In the course of this recipe for lychee marshmallows I discovered that:
1. Induction burners are incredible. They heat so fast and I burn myself significantly less with them.
2. Digital weigh scales – also incredible. Adding ingredients directly to a bowl is easier than measuring in separate cups. If you have 100 grams of sugar in a bowl and need to add 40 grams of water, you just pour from any receptacle until the scale reads 140. Simple. Just pour carefully. And tiny scales are perfect for powders and other slightly intimidating powders that end in chloride and may cause skin irritation. They do, however, make fabulous pickles.
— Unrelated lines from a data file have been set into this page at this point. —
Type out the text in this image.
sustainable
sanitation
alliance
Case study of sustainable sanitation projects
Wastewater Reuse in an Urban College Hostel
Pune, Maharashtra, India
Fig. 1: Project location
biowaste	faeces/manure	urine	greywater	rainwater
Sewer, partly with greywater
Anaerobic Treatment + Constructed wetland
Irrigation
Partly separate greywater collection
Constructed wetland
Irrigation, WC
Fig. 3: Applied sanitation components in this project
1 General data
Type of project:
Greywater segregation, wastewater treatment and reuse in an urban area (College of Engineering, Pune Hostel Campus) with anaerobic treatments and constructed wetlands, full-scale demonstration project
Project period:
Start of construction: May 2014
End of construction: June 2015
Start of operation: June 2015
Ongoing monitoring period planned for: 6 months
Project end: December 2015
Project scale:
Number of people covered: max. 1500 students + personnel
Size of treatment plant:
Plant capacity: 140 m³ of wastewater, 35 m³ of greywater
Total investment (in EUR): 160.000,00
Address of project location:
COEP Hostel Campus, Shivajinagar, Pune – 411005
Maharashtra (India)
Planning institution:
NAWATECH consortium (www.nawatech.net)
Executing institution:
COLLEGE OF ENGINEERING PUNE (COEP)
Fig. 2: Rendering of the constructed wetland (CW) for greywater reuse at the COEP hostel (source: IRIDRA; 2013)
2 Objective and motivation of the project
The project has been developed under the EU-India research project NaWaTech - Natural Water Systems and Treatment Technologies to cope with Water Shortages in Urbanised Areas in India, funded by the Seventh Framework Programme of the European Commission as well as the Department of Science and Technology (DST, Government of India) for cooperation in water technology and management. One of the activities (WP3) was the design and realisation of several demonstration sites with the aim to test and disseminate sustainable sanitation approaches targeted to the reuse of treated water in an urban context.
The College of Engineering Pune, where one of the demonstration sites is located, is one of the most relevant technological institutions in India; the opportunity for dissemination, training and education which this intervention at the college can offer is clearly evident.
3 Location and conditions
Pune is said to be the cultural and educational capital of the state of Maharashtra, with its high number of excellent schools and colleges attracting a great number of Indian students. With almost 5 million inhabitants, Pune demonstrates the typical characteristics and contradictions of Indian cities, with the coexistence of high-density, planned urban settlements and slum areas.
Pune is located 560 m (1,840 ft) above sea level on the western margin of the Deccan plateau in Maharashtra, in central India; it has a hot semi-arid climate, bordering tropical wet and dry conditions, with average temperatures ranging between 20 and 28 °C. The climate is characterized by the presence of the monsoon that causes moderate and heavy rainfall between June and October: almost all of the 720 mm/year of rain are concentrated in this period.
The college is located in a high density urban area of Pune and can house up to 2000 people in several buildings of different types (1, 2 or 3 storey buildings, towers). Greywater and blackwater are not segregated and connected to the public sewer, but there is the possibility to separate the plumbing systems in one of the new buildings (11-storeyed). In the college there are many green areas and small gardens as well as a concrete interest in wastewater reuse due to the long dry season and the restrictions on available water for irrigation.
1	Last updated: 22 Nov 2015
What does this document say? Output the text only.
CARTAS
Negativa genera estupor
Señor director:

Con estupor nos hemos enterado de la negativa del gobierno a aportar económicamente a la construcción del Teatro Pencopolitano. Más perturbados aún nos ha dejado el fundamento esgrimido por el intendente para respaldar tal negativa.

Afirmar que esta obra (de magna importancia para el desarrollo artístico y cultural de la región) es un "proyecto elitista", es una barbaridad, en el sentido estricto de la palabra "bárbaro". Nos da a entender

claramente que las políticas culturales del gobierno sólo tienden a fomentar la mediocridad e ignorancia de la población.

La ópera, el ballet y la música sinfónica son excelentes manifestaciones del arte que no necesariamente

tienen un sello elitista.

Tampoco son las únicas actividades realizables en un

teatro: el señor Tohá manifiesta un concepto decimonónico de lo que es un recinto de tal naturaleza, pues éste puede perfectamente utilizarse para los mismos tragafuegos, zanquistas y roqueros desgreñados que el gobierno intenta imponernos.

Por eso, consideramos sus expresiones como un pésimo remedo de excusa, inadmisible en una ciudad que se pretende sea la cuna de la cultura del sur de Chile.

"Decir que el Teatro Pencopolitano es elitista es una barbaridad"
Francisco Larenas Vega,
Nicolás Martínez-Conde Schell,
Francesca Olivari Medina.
3. Kitchen aid mixers are great. I already knew that, but it’s nice to have it reinforced in a professional kitchen. My friend says they’re an engagement present or wedding present, but with neither of those celebrations looming, it was nice to be spoiled for a week.
There are a few things that could have contributed to wrecking my marshmallows. All I had to do was bloom the gelatin and add some sugars and thickeners, whip to stiff peaks, cool for 4 hours, and slice. I was even skipping the powdered chorizo step. And replacing passionfruit with lychee shouldn’t have made a difference. But I used agave in place of fructose, which resulted in a softer gel. And maybe my peaks weren’t stiff enough. It wasn’t the Kitchen Aid’s fault, clearly.
But when I sliced into my marshmallows after letting them set in the fridge overnight, and tossing them with potato starch and black sesame seeds (the former to try to keep them from sticking to each other), they weren’t being very cooperative. So I salvaged about 10 and chucked the rest of the marshmallow blob in a few half sphere molds. They made good slices, though, and with my sous vide mackerel (63.3 degrees Celcius with a little salt and black sesame seeds for 30 minutes) and grainy creole mustard (pommery with a little Worcestershire and tabasco), I’m a Jean-Paul Lourdes convert. The sweetness of the lychee with the acidity of the mustard and savoury fat of the fish…mmm…each flavour popping in when you least expect it, and the marshmallow re-hitting with each chew…
I also massacred the mackerel a little. Can you massacre something a little? 30 seconds on each side in a cast-iron skillet on an induction burner was all they needed to brown, but they were so tender after sous vide cooking that they fell apart. Maybe a little too tender? I don’t think so. Just messy. So the plating is ugly, but it’s not going on a restaurant menu anytime soon.
Turns out that in my candy shop there’s mackerel. Modernist marshmallows and mackerel – a contemporary Willa Wonka’s factory full of spherified tamari caviar and sweet and savoury wonders.